A popular yachting destination, Malta offers everything you would expect from a far-flung tropical escape. However, only a stone’s throw away from home, this paradisal island is a world-renowned, European treasure. This Pelorus itinerary will take guests looking for adventure, on a once-in-a-lifetime journey around the islands of Malta and Gozo, visiting recently discovered shipwrecks and natural spectacles before unwinding on board your luxury yacht, under the evening Maltese sun.

To make the most of this underwater world, opt to charter a support vessel alongside your yacht as a base for operations, or if your yacht allows, you can charter a submarine with the required crew for this deep-sea adventure. A fascinating adventure for the avid historians amongst you, you will dive to depths of up to 130 meters with family and friends and the expertise of a professional pilot. Lay your eyes upon remnants of world war history where various warships found their final resting place all from the comfort of a submersible.

The dives can take place interspersed throughout a one or two week-long itinerary, or you can take the opportunity to add a few days on to the end of your trip for this experience. Pelorus recommends allowing at least four days to ensure your entire family or group of friends has the chance to witness a number of different wreck sites. There are up to nine shipwrecks and eight plane wrecks at depths varying from 40 to 130 metres that Pelorus suggests choosing from for this 4-day add-on experience, each with their own unique story and all accessible from Malta’s capital, Valetta.
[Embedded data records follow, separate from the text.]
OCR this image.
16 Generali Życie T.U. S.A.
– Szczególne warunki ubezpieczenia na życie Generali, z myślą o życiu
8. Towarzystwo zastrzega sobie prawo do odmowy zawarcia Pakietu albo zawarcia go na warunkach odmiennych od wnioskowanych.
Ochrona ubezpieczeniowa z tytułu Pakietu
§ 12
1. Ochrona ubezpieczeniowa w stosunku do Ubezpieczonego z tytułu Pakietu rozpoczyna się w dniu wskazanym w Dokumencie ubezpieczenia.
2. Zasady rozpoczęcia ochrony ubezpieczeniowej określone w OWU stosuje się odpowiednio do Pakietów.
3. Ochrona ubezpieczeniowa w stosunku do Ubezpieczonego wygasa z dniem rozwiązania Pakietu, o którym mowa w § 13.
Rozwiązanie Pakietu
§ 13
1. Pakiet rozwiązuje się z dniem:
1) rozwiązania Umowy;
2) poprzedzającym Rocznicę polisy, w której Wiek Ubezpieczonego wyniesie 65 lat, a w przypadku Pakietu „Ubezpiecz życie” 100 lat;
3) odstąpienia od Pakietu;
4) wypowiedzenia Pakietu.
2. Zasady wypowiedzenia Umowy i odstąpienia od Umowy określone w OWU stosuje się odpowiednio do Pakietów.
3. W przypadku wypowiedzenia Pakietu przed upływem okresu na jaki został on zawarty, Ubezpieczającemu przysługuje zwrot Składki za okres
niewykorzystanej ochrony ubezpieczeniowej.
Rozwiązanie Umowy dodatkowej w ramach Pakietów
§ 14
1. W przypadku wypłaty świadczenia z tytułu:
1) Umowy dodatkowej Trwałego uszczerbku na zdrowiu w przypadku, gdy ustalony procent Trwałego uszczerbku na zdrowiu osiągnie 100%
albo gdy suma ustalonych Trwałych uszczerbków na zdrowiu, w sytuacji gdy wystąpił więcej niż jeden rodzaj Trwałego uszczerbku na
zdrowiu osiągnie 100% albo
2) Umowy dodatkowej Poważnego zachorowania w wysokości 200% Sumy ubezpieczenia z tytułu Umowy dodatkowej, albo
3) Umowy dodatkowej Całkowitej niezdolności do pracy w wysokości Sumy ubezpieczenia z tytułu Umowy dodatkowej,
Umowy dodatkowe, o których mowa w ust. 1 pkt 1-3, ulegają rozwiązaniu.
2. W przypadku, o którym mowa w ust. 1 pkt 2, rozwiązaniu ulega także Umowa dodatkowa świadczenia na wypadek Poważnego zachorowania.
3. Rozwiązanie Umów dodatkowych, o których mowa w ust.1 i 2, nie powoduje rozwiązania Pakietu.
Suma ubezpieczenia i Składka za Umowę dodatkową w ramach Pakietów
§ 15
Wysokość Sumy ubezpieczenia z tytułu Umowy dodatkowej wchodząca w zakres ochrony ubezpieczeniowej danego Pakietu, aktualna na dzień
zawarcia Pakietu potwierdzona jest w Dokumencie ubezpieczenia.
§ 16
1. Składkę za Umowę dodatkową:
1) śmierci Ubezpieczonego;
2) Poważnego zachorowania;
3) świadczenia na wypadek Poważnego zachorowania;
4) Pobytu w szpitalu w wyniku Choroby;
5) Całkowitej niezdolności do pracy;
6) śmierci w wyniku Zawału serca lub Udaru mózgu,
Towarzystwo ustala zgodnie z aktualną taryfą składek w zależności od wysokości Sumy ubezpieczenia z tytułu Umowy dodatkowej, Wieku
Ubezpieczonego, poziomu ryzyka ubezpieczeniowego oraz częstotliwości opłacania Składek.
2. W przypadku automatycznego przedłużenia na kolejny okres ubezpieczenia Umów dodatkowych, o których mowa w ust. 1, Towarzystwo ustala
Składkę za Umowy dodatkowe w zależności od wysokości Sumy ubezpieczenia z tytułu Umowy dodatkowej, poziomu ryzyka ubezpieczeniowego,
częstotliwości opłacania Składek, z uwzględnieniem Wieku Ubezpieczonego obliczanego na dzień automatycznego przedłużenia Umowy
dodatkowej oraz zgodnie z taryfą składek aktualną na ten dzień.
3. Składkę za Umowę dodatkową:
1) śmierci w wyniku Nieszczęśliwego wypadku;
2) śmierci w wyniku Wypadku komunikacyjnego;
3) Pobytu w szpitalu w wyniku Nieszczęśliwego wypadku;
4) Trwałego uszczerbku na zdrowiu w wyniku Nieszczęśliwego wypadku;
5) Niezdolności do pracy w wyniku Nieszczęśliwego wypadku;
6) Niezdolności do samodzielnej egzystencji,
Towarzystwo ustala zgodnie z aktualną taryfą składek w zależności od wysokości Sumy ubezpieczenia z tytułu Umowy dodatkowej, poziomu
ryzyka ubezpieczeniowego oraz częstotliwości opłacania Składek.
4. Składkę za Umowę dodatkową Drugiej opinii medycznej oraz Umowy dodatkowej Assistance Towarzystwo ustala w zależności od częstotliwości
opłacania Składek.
Lying at a depth of 57m, uncover the fascinating story of 66m British submarine HMS Stubborn. Launched in 1942, her short-lived war career saw her successfully torpedo and sink two German merchant ships off Norway in 1944, and in 1945 she was transferred to the Pacific where she sank a Japanese patrol ship. HMS Stubborn came to rest on the seabed off Malta on 30th April 1946 as she was purposely targeted as part of a submarine sonar training exercise by the Royal Navy.

Delving further back in history to World War 1, you can explore the wreck of HMY Aegusa. Built in 1896, she was purchased by Sir Thomas Lipton and renamed Erin to be used as a tender to his fleet of racing yachts. During WWI she was loaned to the Red Cross to transport doctors before being commissioned to the Royal Navy as HMS Aegusa on 3rd July 1915. She was sadly struck down by a mine in 1916 whilst trying to save the surviving crew members of HMS Nasturtium and sank at the site in just seven minutes taking si members of her crew down with her.

Other vessels that can be explored include 140m HMS Russell, one of the fastest battleships in the history of the British Navy, sunk by two mines in 1916 and now lying at a depth of 118m. Uncover Polynesian SS, a passenger ship that was torpedoed and sunk by a German submarine in 1918 and that rested, undiscovered, on the seafloor for nearly 100 years.

Sunken aircraft that you can visit include the Bristol Beaufighter, developed during WWII as a multi-role aircraft, US patrol plane and submarine hunter Lockheed P2V Neptune or a Ju 88 German twin-engine, all-metal bomber, lying deeper than all other planes in the area at 120-metres.